Le programme lui-même induit en erreur, qui annonce, en ouverture et en fermeture du concert, le Prélude puis la Fugue en mi bémol majeur BWV 552 de Bach. Mitterer entonne donc à l’orgue le Prélude – avec une noblesse solaire mêlée de solennité, dosant avec soin les reliefs et la respiration de la phrase. Puis au bout de quelques minutes, on croit percevoir un problème dans l’accord de l’instrument, dans l’harmonisation des tuyaux ou la qualité mécanique des anches. On hoche la tête, et on s’efforce d’ignorer cette gêne passagère. Mais celle-ci persiste, insiste, et le défaut – qui affecte à présent la justesse mais aussi le timbre du son – s’immisce bientôt dans tout le contrepoint, l’envahit, le mite, et on ne peut que se rendre à l’évidence : Mitterer détourne délibérément Bach de son lit. Incarnant à son tour le vampire qu’il accompagnait hier [lire notre chronique], il vampirise Bach, référence absolue de la musique occidentale ; Bach devient Rosebach, paradis perdu, événement ou traumatisme déterminant et structurant pour tout musicien.

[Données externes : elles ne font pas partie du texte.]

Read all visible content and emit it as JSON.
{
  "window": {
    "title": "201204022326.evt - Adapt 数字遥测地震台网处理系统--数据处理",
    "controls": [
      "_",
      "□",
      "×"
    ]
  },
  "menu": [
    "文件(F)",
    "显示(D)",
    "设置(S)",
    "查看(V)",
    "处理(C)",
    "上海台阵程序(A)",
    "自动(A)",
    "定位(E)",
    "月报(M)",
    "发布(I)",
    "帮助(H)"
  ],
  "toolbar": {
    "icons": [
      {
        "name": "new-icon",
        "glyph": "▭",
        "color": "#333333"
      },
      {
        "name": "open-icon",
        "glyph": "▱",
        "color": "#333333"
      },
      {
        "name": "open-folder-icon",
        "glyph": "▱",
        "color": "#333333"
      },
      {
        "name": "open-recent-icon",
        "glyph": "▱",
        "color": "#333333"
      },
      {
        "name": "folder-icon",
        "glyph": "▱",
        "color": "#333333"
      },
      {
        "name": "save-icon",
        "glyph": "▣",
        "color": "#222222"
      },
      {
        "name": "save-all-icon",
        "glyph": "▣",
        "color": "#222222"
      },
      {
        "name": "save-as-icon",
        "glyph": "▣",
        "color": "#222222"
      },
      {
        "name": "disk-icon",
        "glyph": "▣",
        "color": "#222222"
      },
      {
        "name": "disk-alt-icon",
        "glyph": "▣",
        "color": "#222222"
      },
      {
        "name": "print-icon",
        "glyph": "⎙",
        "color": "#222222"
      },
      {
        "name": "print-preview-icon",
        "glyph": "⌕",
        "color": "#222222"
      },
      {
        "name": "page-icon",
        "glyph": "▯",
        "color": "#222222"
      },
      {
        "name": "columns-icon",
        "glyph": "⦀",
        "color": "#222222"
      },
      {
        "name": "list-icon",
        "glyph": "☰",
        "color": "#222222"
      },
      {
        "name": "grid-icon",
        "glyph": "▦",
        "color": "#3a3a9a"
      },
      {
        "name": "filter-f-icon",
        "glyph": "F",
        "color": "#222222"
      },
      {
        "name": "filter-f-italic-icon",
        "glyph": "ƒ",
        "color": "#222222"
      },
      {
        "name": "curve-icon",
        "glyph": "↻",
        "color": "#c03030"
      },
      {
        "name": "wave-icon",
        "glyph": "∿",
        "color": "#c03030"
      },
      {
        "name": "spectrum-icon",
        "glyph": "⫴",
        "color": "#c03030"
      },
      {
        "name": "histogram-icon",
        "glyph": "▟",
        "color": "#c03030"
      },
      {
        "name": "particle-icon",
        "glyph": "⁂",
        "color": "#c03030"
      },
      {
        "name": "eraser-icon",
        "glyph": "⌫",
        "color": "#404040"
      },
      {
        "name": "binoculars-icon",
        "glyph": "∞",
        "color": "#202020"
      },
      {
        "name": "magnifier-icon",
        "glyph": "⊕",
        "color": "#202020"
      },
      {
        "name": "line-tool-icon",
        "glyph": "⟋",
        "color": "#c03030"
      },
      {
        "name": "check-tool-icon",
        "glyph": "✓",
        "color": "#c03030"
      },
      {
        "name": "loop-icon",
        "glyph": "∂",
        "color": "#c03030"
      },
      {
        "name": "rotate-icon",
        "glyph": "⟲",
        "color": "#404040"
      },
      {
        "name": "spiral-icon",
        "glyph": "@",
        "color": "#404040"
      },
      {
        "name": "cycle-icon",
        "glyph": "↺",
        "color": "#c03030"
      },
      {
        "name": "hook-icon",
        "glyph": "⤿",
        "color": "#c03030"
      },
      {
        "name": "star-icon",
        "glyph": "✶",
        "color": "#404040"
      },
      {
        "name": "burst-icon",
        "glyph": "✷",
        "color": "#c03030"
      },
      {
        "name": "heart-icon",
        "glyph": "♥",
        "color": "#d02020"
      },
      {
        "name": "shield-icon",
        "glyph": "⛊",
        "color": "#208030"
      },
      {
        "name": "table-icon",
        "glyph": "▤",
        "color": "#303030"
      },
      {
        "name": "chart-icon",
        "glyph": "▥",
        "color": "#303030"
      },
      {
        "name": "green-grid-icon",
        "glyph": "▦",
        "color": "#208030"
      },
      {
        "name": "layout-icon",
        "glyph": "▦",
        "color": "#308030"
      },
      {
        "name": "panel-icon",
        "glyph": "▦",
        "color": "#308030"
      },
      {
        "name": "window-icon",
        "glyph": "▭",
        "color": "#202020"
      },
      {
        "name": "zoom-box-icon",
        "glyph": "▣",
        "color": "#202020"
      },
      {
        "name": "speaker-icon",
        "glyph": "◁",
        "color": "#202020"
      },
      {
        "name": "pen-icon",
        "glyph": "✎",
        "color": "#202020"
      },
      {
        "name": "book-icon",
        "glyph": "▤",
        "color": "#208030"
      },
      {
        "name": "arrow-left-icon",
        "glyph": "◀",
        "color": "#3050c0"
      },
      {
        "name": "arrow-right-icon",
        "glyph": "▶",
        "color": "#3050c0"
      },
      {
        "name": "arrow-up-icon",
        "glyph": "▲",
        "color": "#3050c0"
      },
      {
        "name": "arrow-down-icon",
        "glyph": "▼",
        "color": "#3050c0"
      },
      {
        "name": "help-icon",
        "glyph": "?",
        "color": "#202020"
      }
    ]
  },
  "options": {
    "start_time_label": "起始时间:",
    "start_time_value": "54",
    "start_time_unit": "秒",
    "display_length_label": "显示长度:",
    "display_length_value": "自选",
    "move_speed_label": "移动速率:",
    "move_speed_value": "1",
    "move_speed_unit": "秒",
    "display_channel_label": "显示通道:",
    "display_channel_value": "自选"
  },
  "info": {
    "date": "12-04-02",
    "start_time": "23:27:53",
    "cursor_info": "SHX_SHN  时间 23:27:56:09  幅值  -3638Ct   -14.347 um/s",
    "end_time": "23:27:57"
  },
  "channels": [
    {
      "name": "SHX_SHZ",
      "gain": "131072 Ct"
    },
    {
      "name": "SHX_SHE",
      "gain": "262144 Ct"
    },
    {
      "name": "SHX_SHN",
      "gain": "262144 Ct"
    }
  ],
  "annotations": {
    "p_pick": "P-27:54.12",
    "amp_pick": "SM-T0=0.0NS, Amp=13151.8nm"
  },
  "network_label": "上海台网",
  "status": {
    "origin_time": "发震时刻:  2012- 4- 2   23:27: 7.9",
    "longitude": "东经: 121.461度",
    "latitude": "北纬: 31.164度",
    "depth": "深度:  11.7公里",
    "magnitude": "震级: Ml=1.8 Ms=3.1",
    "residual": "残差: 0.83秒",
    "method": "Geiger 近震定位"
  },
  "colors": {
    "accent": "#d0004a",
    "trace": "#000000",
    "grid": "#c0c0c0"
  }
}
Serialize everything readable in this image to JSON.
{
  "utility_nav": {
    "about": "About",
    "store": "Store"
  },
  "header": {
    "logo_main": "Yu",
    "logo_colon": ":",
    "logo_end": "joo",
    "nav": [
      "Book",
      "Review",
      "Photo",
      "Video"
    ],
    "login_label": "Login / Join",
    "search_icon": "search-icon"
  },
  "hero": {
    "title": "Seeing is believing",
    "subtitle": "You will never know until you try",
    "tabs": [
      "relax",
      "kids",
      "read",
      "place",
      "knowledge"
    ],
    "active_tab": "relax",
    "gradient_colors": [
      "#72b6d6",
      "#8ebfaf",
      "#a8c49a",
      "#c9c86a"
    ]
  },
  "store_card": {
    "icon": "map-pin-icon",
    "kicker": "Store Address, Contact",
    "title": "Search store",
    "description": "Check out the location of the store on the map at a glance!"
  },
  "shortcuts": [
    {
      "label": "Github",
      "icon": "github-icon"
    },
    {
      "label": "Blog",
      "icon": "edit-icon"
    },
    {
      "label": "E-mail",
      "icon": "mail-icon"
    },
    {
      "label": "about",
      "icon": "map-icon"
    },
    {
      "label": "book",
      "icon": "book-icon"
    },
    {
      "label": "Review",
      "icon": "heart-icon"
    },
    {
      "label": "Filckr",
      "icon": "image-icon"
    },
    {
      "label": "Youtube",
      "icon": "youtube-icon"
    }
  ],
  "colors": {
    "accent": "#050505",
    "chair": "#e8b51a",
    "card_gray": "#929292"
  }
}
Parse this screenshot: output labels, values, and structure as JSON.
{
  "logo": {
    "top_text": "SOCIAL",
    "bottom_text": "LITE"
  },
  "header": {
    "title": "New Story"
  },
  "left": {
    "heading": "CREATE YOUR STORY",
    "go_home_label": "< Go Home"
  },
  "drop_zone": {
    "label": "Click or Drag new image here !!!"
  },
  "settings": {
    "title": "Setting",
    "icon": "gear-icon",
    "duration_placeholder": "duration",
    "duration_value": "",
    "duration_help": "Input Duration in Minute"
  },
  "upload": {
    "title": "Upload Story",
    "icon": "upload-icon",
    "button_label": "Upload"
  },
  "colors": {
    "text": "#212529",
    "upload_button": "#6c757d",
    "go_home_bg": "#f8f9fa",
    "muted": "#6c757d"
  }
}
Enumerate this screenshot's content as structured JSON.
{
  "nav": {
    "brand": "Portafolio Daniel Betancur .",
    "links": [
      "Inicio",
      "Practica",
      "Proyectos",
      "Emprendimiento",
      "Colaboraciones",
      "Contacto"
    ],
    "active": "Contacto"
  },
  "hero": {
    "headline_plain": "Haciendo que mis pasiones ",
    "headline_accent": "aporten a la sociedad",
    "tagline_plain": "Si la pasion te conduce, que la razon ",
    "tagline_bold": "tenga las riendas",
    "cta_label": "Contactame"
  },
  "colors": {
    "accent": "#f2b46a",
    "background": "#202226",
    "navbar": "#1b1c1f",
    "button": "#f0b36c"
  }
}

On songe un moment à un exercice de style comme ont si bien su le sublimer Ysaÿe dans ses Sonates pour violon seul ou Berio dans ses Sequenzas. Mais, bientôt, Mitterer dépasse à son tour l’exercice, en traitant son instrument d’une manière plus ou moins bruitiste. Stops en anglais désigne en effet dans le domaine de l’orgue la registration. Stop Playing joue donc sur la mécanique des jeux, et ce qu’il advient lorsqu’un jeu n’est pas tout à fait « tiré ». Déconcertant au premier abord, cette technique nous fait bientôt pénétrer dans un nouvel univers sonore, passant sans peine d’un plan à l’autre, d’un ton à l’autre – de la violence des clusters à l’allure lointainement enfantine d’un orgue de barbarie. Grâce, notamment, aux échantillons sonores préenregistrés auxquels Mitterer fait appel à l’envi, on a le sentiment d’un instrument en souffrance, à la respiration mécanique haletante – comme un orgue à bout de souffle.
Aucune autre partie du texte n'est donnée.